The second aspect is that we were fortunate that the investor group that bought our company has a strong vision of growing this company and making it a more competitive, better company for our customers and our employees. That's exciting to me as the CEO who has the opportunity to manage this company.

Let's dig into that. What do you think it will mean for customers? How will this allow you to innovate faster or differently than you would as a public company?

It will give us the opportunity to move a little quicker, as we can take more risk - specifically, longer-term investments with a little less focus on quarterly Wall Street estimates. If we need to invest $10 million this week in new cloud, mobile or SaaS technologies, I don't have to check what the impact to our earnings per share this quarter will be to our share price before we make that decision.

Also, we can shift spending from some things that [cost] a lot of money as a public company to spend on new products, better support, better services and better customer service.

So essentially all of the costs that are associated with being a public company, those are things that can be reinvested now?

Exactly. Things like the fees we pay the exchange, some of the financial reporting requirements that are quite expensive. Some of those things we'll be able to shift over towards customer value creating investments.

What should your customers expect over, say, the course of the next year as a result of this move?

First, no big changes in terms of how they do business with us. They'll have continuity. They'll have their account teams. They'll have their support teams, the same great customer support that they've grown accustomed to. They should not expect any sudden changes. Over a slightly longer period of time, they should see us be more responsive to new technology shifts, more focused on the full customer experience, more flexible, easier to do business with, and more innovative.

Sometimes when companies go private they do that because they have some difficult things that they want to do out of the public eye. Should people expect any kind of restructuring or major changes in the way the company is positioned?

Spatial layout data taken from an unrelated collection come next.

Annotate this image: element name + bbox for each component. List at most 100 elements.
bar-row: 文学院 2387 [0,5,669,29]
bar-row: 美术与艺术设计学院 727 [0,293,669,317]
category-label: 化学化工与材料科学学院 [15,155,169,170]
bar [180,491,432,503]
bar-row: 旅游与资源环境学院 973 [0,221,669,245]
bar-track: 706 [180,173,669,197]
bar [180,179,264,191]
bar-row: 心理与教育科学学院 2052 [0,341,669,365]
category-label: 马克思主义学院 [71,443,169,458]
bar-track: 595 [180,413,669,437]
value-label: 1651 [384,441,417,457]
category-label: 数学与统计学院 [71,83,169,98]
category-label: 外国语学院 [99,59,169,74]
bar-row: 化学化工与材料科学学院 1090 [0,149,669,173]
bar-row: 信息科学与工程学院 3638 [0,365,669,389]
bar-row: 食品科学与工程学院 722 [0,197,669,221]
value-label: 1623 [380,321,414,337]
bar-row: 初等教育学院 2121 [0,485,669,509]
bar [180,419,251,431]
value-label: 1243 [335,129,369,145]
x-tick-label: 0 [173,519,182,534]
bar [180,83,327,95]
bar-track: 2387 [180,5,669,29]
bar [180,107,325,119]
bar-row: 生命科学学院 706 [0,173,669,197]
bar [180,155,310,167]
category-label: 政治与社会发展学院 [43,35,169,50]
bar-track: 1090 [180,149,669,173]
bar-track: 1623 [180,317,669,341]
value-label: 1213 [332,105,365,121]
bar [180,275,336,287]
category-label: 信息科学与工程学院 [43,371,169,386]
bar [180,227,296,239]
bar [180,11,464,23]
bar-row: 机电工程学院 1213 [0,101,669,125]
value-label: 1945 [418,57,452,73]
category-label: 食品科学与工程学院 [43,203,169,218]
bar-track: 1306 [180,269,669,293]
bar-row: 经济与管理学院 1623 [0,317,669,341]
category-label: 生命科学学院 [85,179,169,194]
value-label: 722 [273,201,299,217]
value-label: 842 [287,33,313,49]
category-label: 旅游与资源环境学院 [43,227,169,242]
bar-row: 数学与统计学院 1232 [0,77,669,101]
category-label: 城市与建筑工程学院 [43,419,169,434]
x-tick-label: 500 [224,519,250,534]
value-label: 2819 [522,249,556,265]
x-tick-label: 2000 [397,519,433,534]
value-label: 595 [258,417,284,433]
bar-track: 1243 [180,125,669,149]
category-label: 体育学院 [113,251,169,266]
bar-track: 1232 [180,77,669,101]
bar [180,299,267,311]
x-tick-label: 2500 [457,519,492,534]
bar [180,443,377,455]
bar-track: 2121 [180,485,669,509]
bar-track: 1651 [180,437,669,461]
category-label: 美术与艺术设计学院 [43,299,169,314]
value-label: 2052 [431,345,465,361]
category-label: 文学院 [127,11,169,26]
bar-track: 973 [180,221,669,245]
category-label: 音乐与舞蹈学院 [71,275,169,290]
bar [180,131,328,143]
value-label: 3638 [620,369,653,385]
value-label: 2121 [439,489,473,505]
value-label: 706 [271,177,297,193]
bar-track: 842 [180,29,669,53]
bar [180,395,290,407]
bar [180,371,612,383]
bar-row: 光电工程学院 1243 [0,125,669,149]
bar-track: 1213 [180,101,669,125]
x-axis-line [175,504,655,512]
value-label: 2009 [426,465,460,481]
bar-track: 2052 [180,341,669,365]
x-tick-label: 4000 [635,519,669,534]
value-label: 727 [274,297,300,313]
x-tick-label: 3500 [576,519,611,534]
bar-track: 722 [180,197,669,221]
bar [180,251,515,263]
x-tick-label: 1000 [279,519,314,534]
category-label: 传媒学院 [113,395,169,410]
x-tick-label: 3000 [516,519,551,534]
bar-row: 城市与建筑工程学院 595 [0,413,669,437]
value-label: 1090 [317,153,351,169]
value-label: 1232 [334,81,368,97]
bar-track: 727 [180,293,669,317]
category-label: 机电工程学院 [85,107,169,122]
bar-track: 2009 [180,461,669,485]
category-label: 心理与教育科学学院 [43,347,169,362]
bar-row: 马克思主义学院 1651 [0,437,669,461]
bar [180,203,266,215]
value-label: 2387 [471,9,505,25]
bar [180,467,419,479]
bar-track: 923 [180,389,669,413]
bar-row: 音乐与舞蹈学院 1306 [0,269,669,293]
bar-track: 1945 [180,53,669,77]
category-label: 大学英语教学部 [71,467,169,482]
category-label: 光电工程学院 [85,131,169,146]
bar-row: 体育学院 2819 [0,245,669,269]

I would never want to say never, but there's no major restructuring/change in the way we do business planned out at this point or expected. Through the years as a public company, we would do that as we needed to. So I wouldn't want to say that as a private company we never would. But there's nothing specifically about being a private company that would make that more likely at this point.

You operate in a very competitive marketplace. How does this change the landscape for you?

I was thinking the other day that if one of our larger competitors announced they were going private it would worry me a great deal. As a public company you can only move so fast. As a private company you can be more aggressive, move quicker, and maybe be a little less predictable to your competitors. Our announcement, while it is great news for our customers, I think it is bad news for our competitors.